The Market Operator, an arm of the Transmission Company of Nigeria, also confirmed this after its Executive Managing Director, Mr. Moshood Suleiman, in October last year at a market participants’ workshop in Abuja, declared that if the poor revenue collection continued, the firms’ revenue accounts might be escrowed.

But ANED’s Director of Research and Advocacy, Mr.

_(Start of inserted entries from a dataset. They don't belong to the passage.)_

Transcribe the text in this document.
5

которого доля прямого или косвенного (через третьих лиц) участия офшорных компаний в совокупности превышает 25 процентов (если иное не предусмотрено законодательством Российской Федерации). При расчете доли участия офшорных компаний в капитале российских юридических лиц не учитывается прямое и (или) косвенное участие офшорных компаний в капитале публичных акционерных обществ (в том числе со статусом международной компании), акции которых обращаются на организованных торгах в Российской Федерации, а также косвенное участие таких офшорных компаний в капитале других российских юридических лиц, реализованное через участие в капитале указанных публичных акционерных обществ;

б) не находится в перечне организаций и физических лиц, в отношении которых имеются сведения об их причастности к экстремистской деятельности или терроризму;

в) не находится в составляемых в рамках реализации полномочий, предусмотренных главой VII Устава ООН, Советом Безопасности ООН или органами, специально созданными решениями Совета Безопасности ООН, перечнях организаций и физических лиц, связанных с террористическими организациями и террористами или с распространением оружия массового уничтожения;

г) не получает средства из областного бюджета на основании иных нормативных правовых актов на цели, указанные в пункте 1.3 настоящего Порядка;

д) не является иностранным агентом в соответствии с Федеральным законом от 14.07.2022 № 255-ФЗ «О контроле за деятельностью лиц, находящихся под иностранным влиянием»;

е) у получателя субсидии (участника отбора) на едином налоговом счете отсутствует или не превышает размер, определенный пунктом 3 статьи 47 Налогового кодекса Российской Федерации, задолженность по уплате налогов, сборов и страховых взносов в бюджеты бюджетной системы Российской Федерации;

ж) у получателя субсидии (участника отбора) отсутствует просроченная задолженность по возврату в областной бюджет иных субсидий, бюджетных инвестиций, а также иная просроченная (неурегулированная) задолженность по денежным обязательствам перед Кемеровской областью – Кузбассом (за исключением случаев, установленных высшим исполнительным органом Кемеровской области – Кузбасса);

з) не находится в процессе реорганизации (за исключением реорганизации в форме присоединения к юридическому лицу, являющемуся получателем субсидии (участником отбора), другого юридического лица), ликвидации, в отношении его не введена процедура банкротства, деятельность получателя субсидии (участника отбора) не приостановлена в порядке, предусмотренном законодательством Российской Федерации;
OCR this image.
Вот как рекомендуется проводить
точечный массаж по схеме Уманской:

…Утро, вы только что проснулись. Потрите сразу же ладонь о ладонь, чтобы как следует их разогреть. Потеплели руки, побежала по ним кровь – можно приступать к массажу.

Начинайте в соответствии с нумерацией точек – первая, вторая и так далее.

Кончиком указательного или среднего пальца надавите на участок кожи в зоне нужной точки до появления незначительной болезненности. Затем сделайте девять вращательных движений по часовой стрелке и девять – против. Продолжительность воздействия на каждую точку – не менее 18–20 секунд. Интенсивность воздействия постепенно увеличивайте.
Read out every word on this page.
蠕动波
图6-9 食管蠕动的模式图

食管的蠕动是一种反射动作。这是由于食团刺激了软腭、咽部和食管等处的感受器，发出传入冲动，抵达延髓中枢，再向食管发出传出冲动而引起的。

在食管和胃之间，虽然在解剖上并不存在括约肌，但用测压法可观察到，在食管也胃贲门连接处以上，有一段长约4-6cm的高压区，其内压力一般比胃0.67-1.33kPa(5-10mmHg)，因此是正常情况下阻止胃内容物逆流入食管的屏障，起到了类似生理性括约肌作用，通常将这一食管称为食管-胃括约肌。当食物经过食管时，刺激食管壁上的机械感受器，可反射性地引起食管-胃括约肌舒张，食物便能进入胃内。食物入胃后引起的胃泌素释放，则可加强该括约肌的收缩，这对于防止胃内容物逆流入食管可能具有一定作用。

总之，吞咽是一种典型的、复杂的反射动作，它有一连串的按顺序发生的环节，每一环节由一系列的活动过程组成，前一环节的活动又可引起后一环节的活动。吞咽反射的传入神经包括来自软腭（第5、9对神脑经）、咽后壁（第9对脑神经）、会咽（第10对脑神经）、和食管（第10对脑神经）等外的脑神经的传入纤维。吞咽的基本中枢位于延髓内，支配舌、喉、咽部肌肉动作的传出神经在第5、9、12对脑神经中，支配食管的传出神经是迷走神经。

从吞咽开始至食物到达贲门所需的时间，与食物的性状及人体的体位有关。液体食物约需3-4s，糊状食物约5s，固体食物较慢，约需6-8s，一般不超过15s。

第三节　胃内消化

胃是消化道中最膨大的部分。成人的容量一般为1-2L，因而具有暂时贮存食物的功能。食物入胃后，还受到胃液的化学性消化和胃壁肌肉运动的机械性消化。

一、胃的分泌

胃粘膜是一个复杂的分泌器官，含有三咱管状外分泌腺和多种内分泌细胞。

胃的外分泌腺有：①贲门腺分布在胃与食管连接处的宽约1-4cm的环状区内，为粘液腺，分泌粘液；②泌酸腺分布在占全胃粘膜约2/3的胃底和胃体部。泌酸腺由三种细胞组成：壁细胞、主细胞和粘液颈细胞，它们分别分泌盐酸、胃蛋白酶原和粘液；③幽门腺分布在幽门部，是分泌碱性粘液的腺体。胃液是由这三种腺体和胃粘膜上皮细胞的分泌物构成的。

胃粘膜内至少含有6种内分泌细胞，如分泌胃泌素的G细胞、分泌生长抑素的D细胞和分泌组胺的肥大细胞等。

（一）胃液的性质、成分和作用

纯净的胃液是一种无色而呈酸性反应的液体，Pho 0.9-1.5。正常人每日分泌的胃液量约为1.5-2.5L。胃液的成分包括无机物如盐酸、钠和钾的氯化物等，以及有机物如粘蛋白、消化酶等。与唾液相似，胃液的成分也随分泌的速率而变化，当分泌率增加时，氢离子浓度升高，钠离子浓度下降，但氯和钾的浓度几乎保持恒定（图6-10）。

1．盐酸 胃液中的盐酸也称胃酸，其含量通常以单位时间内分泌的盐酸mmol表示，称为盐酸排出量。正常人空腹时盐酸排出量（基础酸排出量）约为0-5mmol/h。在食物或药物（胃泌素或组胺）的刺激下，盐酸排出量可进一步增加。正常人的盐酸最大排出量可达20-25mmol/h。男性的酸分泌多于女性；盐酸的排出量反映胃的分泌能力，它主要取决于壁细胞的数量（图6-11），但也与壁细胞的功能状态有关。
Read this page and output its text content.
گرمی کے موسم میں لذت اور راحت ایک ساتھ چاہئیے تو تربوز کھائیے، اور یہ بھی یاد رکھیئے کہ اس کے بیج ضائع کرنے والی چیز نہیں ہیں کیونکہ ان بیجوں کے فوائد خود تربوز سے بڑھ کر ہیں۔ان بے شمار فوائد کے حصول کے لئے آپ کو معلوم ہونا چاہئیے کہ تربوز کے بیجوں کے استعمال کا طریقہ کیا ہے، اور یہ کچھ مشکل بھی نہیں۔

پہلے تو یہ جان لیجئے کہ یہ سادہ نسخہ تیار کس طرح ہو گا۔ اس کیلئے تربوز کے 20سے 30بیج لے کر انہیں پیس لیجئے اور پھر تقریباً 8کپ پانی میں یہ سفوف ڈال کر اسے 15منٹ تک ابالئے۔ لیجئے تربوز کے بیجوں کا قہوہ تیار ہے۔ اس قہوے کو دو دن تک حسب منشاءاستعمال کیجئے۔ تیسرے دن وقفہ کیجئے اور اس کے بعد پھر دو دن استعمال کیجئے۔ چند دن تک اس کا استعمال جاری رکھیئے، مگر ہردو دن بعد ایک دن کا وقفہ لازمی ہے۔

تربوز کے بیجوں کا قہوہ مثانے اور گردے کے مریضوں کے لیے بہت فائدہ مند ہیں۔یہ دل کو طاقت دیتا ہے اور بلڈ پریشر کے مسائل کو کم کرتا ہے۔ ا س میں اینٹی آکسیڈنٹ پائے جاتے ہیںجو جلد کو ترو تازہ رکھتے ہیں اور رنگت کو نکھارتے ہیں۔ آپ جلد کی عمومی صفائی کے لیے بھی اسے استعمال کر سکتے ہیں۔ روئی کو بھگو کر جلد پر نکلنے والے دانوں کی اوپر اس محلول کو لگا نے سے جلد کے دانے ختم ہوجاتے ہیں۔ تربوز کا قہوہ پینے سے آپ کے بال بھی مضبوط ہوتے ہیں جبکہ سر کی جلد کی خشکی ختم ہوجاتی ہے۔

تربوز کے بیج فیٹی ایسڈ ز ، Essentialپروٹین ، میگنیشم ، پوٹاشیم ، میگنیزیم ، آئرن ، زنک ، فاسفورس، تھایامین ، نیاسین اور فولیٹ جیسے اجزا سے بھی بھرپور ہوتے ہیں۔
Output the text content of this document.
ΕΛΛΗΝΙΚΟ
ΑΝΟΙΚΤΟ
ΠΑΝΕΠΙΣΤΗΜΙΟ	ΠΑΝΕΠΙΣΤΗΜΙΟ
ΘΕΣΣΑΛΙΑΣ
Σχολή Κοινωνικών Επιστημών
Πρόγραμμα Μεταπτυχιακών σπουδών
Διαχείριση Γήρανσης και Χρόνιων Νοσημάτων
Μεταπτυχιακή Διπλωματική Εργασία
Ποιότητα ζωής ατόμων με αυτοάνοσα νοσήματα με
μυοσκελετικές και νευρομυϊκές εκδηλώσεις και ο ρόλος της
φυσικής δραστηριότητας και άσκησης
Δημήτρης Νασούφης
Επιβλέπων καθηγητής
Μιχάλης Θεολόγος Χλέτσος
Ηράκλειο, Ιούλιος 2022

Sunday Oduntan, said in a statement issued in Abuja on Monday, “Any attempt to centralise or escrow the Discos’ revenue accounts will be tantamount to nationalisation or expropriation of the distribution companies.”

According to him, such an action is contrary to the objectives of the National Electricity Power Policy, 2001 and the Electric Power Sector Reform Act, 2005 of a private sector-owned and managed electricity sector.

“It will also send very wrong signals to domestic and international investors that Nigeria is not fully open for private sector investment and that we are still partial to the old habits of nationalisation, preventing the injection of the cheap and sorely needed capital that is critical to the rehabilitation and improvement of the electricity infrastructure,” Oduntan stated.

He said it would be improper to have a supposedly private sector-owned and managed business in which the government would seize control of its revenues.

ANED advised the Federal Government to avoid any consideration of regulations or action that would intrude into corporate responsibilities of procurement, financial management or personnel management.

“Relative to procurement, we are not aware that the Nigerian Communications Commission issues regulations to guide the internal procurement of the telecommunication companies; the Central Bank of Nigeria, that of the banks; or the Department of Petroleum Resources, that of the oil companies,” Oduntan added.

The power firms also said they learnt that the Federal Government was mulling a decision to call for the declaration of eligible customers for the electricity market.

“Such can be declared by the minister only when a competitive market exists in the Nigerian electricity supply industry,” Oduntan stated.

ANED, however, argued that such a competitive market, driven by efficiency, presence and utilisation of industry contracts, did not exist at the moment.

According to the association, the minister, under Section 27 of the EPSR Act, 2005, has the authority to determine end-user customers, who then constitute eligible customers.

But it noted that Section 28 of the Act required that the Discos must be compensated for any reduction in their ability to “earn permitted rates of return on their assets,” or any inadequacy in their revenues as a result of such determination.

The power firms, therefore, warned that any such move would have an effect on consumers.

“What this means is that consumers will have to suffer an increase in their electricity tariff to accommodate this premature declaration of eligible customers,” ANED added.